Ben weiß nur zwei Sachen über seinen Urgroßvater: er ist aus Russland nach New York geflohen und er war kein glücklicher Mann. Vielleicht erhofft er sich mehr Informationen als er Wlada Kolosowa die Kiste mit den alten Briefen überreicht. In der Kiste sind die Briefe seiner ersten großen Liebe. Und weil Wlada gebürtige Russin ist, bittet er sie, die Briefe für ihn zu übersetzen.

Der erste Brief ist von 1906, der letzte Brief von 1925. Zwischen 1915 und 1925 gibt es allerdings keine Briefe. Weder von Jakov*, Bens Urgroßvater, noch von seiner großen Liebe Raisa*. Was dazwischen passiert ist? Wlada hat keine Ahnung, aber vielleicht findet sich ja die Antwort in den Briefen?

"Liebe Raisa,
Du wirst vermutlich sehr überrascht über diesen Brief sein. Zehn Jahre sind ohne ein Wort vergangen. Das Schicksal hat uns getrennt.

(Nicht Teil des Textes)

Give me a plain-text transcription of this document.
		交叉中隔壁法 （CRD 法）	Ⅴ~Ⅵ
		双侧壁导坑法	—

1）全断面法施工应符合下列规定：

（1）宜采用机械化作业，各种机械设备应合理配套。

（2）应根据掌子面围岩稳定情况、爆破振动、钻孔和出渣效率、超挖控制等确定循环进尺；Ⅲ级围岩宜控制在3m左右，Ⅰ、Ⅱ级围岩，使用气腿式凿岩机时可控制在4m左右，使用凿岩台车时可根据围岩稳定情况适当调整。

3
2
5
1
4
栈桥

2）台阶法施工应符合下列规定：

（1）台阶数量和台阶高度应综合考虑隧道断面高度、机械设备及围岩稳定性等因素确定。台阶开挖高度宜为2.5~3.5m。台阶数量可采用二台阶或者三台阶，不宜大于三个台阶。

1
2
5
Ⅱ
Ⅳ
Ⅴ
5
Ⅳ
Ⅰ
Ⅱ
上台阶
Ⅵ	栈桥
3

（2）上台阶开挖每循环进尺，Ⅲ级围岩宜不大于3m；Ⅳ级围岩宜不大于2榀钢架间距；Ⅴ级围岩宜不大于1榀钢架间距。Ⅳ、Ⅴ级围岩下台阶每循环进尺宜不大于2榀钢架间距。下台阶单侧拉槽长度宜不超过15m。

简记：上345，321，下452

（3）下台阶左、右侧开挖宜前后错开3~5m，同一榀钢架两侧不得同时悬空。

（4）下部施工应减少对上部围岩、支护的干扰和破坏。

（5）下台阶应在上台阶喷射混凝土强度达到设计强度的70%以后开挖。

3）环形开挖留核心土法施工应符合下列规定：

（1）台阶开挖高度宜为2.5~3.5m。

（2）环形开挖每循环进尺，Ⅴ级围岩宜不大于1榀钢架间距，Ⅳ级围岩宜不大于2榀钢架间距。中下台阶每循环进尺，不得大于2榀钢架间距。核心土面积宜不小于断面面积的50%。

Aber die Bilder der vergangenen Tage können nie aus meiner Erinnerung geglättet werden."
Der erste Brief von Jakov an seine große Liebe am 25. April 1925

Was Wlada da zu lesen bekommt, ist die Geschichte einer verpassten Liebe in Briefform. Es ist fast so schmerzlich als würde sie das selbst erleben. Und Wlada kommt ins Grübeln. Wie schlimm das wäre, wenn man heute einen Streit nur per Brief klären könnte. Keine schnellen Nachrichten von Handy zu Handy. Keine Wortwechsel, kein Schlagabtausch. Stattdessen zähes Warten auf den nächsten Brief und stilles einsames Leiden.

Wie lange Jakov und Raisa gelitten haben, erzählen die Briefe. Ein bisschen zumindest.

Das Buch von Wlada Kolosowa
© kailash Verlag
Wlada Kolosowa hat ein Buch über all die Liebesgeschichten geschrieben, die ihr auf ihren Reisen begegnet sind.